Alex Dow (April 12, 1862 – March 22, 1942) was an American mechanical and electrical engineer for the city of Detroit. He served as president of the American Society of Mechanical Engineers in the year 1928-1929.

== Biography ==
Dow was born in Glasgow, Scotland as son of William Dow, a blacksmith, and Jean (Keppy) Dow in 1862. He emigrated to the US in 1882 at the age of twenty.

In 1893 Dow was appointed the first plant manager of the first municipally owned power plant in Detroit, and electrical engineer for the city of Detroit. The power plant had been built as a result of Hazen Pingree's efforts to break the power of corporations over Detroit City politics.
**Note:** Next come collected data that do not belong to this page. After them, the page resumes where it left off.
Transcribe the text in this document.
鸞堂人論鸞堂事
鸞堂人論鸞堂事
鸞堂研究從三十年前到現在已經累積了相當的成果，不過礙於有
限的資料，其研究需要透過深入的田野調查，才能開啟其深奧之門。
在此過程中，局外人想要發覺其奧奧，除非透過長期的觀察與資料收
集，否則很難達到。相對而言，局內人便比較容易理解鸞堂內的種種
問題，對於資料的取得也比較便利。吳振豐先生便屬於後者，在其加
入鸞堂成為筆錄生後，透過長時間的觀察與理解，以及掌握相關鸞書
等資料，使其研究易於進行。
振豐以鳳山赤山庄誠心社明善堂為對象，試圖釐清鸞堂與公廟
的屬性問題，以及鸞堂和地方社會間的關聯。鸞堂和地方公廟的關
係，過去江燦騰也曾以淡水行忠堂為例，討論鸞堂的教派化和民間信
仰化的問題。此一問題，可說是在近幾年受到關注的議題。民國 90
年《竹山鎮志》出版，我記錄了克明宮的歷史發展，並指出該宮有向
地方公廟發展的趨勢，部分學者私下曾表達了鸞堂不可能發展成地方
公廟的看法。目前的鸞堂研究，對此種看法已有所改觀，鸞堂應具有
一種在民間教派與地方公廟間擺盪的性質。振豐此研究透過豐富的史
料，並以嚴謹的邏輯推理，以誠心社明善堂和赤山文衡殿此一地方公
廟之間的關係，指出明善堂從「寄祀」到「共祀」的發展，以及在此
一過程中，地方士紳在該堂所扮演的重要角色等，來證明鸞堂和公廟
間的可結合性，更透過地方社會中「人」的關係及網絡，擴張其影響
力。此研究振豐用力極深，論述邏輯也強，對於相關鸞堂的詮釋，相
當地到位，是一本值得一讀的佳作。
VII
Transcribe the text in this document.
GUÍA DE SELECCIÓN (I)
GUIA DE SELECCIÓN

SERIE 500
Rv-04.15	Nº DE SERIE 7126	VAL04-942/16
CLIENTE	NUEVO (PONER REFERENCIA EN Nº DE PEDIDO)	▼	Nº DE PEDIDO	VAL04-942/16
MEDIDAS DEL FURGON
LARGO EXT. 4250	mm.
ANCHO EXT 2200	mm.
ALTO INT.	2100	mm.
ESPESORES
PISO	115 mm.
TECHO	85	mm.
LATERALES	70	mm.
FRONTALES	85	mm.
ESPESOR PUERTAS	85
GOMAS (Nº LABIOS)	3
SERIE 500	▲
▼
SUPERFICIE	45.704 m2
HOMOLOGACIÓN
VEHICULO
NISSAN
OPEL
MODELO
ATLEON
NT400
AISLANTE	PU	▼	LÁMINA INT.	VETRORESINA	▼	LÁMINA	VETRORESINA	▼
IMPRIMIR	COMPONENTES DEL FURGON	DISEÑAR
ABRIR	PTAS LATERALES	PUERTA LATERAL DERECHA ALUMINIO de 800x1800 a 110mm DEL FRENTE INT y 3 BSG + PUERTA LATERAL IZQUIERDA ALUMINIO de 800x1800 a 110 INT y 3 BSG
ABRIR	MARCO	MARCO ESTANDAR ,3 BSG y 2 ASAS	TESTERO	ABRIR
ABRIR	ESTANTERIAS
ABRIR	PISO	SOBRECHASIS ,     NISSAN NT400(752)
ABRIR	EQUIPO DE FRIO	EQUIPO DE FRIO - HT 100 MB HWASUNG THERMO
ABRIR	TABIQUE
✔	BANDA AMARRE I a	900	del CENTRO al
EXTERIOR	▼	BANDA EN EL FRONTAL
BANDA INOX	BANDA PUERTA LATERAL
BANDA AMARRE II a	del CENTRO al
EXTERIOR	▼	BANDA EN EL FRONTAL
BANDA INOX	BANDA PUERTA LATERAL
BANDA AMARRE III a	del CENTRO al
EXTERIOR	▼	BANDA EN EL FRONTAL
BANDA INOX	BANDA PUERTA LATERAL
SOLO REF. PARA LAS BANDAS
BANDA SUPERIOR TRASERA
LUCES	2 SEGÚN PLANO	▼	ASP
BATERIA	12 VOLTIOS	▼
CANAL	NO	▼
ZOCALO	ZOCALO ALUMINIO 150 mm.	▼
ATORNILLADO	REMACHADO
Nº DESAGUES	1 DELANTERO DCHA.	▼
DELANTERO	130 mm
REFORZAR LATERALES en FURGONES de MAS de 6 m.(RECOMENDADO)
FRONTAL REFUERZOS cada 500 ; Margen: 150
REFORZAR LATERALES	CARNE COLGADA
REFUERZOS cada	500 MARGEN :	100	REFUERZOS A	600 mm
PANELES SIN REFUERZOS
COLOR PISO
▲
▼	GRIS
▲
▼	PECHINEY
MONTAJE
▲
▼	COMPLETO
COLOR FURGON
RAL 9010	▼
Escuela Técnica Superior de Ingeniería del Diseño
It was during this time that Henry Ford worked under Dow at one of the Detroit Edison substations. Dow took Ford with him to the 1896 annual convention of the Association of Edison Illuminating Companies being held that year in New York City. It was at this convention that Dow introduced Ford to Thomas Edison, the meeting with, and encouragement from, the great scientist becoming a great inspiration to Ford in completing his first car.

Dow was appointed water commissioner for the city of Detroit in 1916-1921 and again in 1925-1932. In 1932, he was made the president of Detroit Edison and served until 1940.

He was elected president of the American Society of Mechanical Engineers for the 1928-1929 year. He was a member of the American Society of Mechanical Engineers, American Society of Civil Engineers, American Institute of Electrical Engineers, Institute of Electrical Engineers (Great Britain), Institute of Mechanical Engineers (Great Britain). Dow also served as the President of The Engineering Society of Detroit from 1900-1901.